Author + information
- Christopher Meduri1,
- Janice Chung2,
- Jenny Gaffney2,
- Simon Henley2,
- Jennifer Williams2 and
- Hemal Gada3
Given TAVR’s broadening application, the budget constraints faced by hospitals, and the higher cost of the TAVR valve compared to SAVR, there is great interest in understanding how hospital costs compare between TAVR and SAVR.
To evaluate in-hospital costs across U.S. hospitals, we conducted a retrospective analysis of patients undergoing TAVR or SAVR between January 1, 2014 – September 30, 2016 using the Premier Hospital Database. Patients were included in the study if they underwent a TAVR or SAVR procedure based on ICD-9 and -10 procedure codes and were 65 years or older at the time of the procedure. Patients were matched 1:1 using propensity score method based on patient age, Charlson comorbidity index grouping (4 indices), gender, race, and payor type. In-hospital costs were defined as the total hospitalization cost including operating room, supply, room and board, ICU, lab, etc. plus pharmacy cost, adjusted to 2016 dollars. We supplemented this aggregate-level cost analysis by examining the average in-hospital costs and reimbursement for TAVR and SAVR at two U.S. hospitals.

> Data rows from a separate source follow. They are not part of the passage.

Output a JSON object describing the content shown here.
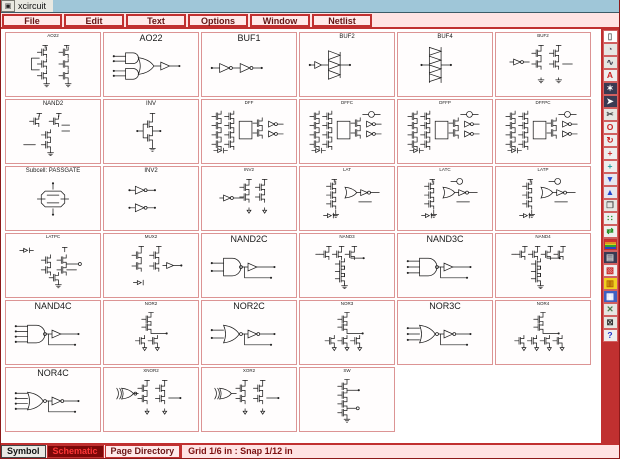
{
  "window": {
    "title": "xcircuit",
    "icon_glyph": "▣"
  },
  "menubar": {
    "items": [
      {
        "label": "File"
      },
      {
        "label": "Edit"
      },
      {
        "label": "Text"
      },
      {
        "label": "Options"
      },
      {
        "label": "Window"
      },
      {
        "label": "Netlist"
      }
    ]
  },
  "library": {
    "cells": [
      {
        "label": "AO22",
        "size": "tiny",
        "symbol": "ao22s"
      },
      {
        "label": "AO22",
        "size": "large",
        "symbol": "ao22g"
      },
      {
        "label": "BUF1",
        "size": "large",
        "symbol": "buf1"
      },
      {
        "label": "BUF2",
        "size": "small",
        "symbol": "buf2"
      },
      {
        "label": "BUF4",
        "size": "small",
        "symbol": "buf4"
      },
      {
        "label": "BUF2",
        "size": "tiny",
        "symbol": "buf2s"
      },
      {
        "label": "NAND2",
        "size": "small",
        "symbol": "nand2s"
      },
      {
        "label": "INV",
        "size": "small",
        "symbol": "invs"
      },
      {
        "label": "DFF",
        "size": "tiny",
        "symbol": "dff"
      },
      {
        "label": "DFFC",
        "size": "tiny",
        "symbol": "dffc"
      },
      {
        "label": "DFFP",
        "size": "tiny",
        "symbol": "dffc"
      },
      {
        "label": "DFFPC",
        "size": "tiny",
        "symbol": "dffc"
      },
      {
        "label": "Subcell: PASSGATE",
        "size": "small",
        "symbol": "pass"
      },
      {
        "label": "INV2",
        "size": "small",
        "symbol": "inv2"
      },
      {
        "label": "INV2",
        "size": "tiny",
        "symbol": "inv2s"
      },
      {
        "label": "LAT",
        "size": "tiny",
        "symbol": "lat"
      },
      {
        "label": "LATC",
        "size": "tiny",
        "symbol": "latc"
      },
      {
        "label": "LATP",
        "size": "tiny",
        "symbol": "latc"
      },
      {
        "label": "LATPC",
        "size": "tiny",
        "symbol": "latpc"
      },
      {
        "label": "MUX2",
        "size": "tiny",
        "symbol": "mux2"
      },
      {
        "label": "NAND2C",
        "size": "large",
        "symbol": "nand2c"
      },
      {
        "label": "NAND3",
        "size": "tiny",
        "symbol": "nand3s"
      },
      {
        "label": "NAND3C",
        "size": "large",
        "symbol": "nand3c"
      },
      {
        "label": "NAND4",
        "size": "tiny",
        "symbol": "nand4s"
      },
      {
        "label": "NAND4C",
        "size": "large",
        "symbol": "nand4c"
      },
      {
        "label": "NOR2",
        "size": "tiny",
        "symbol": "nor2s"
      },
      {
        "label": "NOR2C",
        "size": "large",
        "symbol": "nor2c"
      },
      {
        "label": "NOR3",
        "size": "tiny",
        "symbol": "nor3s"
      },
      {
        "label": "NOR3C",
        "size": "large",
        "symbol": "nor3c"
      },
      {
        "label": "NOR4",
        "size": "tiny",
        "symbol": "nor4s"
      },
      {
        "label": "NOR4C",
        "size": "large",
        "symbol": "nor4c"
      },
      {
        "label": "XNOR2",
        "size": "tiny",
        "symbol": "xnor2s"
      },
      {
        "label": "XOR2",
        "size": "tiny",
        "symbol": "xor2s"
      },
      {
        "label": "SW",
        "size": "tiny",
        "symbol": "sws"
      }
    ]
  },
  "toolbar": {
    "buttons": [
      {
        "name": "page-icon",
        "glyph": "▯",
        "fg": "#666666",
        "bg": "#ffffff"
      },
      {
        "name": "pan-icon",
        "glyph": "◔",
        "fg": "#555566",
        "bg": "#e6e6e2"
      },
      {
        "name": "spline-icon",
        "glyph": "∿",
        "fg": "#333344",
        "bg": "#e6e6e2"
      },
      {
        "name": "text-icon",
        "glyph": "A",
        "fg": "#cc2222",
        "bg": "#eeeeee"
      },
      {
        "name": "polygon-icon",
        "glyph": "✶",
        "fg": "#ffffff",
        "bg": "#3a3a52"
      },
      {
        "name": "move-icon",
        "glyph": "➤",
        "fg": "#ffffff",
        "bg": "#3a3a52"
      },
      {
        "name": "delete-icon",
        "glyph": "✂",
        "fg": "#444444",
        "bg": "#e6e6e2"
      },
      {
        "name": "ellipse-icon",
        "glyph": "O",
        "fg": "#cc2222",
        "bg": "#eeeeee"
      },
      {
        "name": "rotate-icon",
        "glyph": "↻",
        "fg": "#cc2222",
        "bg": "#eeeeee"
      },
      {
        "name": "flip-horizontal-icon",
        "glyph": "+",
        "fg": "#cc2222",
        "bg": "#eeeeee"
      },
      {
        "name": "flip-vertical-icon",
        "glyph": "+",
        "fg": "#1a9a9a",
        "bg": "#eeeeee"
      },
      {
        "name": "push-icon",
        "glyph": "▼",
        "fg": "#2244cc",
        "bg": "#e6e6ee"
      },
      {
        "name": "pop-icon",
        "glyph": "▲",
        "fg": "#2244cc",
        "bg": "#e6e6ee"
      },
      {
        "name": "copy-icon",
        "glyph": "❐",
        "fg": "#555555",
        "bg": "#e6e6e2"
      },
      {
        "name": "join-icon",
        "glyph": "∷",
        "fg": "#1a8a1a",
        "bg": "#eeeeee"
      },
      {
        "name": "unjoin-icon",
        "glyph": "⇄",
        "fg": "#1a8a1a",
        "bg": "#eeeeee"
      },
      {
        "name": "colors-icon",
        "stripes": [
          "#d03030",
          "#e09020",
          "#d8d020",
          "#30a030",
          "#3040c0"
        ]
      },
      {
        "name": "borders-icon",
        "glyph": "▤",
        "fg": "#cccccc",
        "bg": "#3a3a52"
      },
      {
        "name": "fill-icon",
        "glyph": "▧",
        "fg": "#cc2222",
        "bg": "#eeeeee"
      },
      {
        "name": "library-icon",
        "glyph": "▥",
        "fg": "#b06000",
        "bg": "#f0d020"
      },
      {
        "name": "pagedir-icon",
        "glyph": "▦",
        "fg": "#ffffff",
        "bg": "#4060c0"
      },
      {
        "name": "yank-icon",
        "glyph": "✕",
        "fg": "#4a7a4a",
        "bg": "#e6e6e2"
      },
      {
        "name": "cut-icon",
        "glyph": "⊠",
        "fg": "#333333",
        "bg": "#e6e6e2"
      },
      {
        "name": "help-icon",
        "glyph": "?",
        "fg": "#2233cc",
        "bg": "#eeeeee"
      }
    ]
  },
  "statusbar": {
    "modes": [
      {
        "label": "Symbol",
        "active": false
      },
      {
        "label": "Schematic",
        "active": true
      },
      {
        "label": "Page Directory",
        "active": false
      }
    ],
    "message": "Grid 1/6 in : Snap 1/12 in"
  },
  "colors": {
    "accent_red": "#c03030",
    "panel_pink": "#ffe3e3",
    "titlebar_blue": "#9fc6d8",
    "active_mode_bg": "#7c0808",
    "active_mode_fg": "#ff3838",
    "cell_border": "#dc9494"
  }
}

We matched 13,030 TAVR and SAVR patients in the Premier Database. The average, unadjusted, total in-patient hospital cost for TAVR was $60,063 (SD=$37,962) compared to $60,319 (SD=$42,144) for SAVR. The total average supply cost was higher for TAVR by $11,407 (TAVR=$26,317, SD: $21,021 versus SAVR=$14,910, SD: $10,860). TAVR had lower average differences of $4,857 for room and board costs (TAVR=$13,286 versus SAVR=$18,143); $2,705 for operating room costs (TAVR=$9,733 versus SAVR=$12,438); and $1,450 for lab costs (TAVR=$2,520 versus SAVR=$3,970).
Average, in-hospital costs between TAVR and SAVR were comparable, with the lower cost of room and board, operating room, and lab offsetting the higher supply cost for TAVR.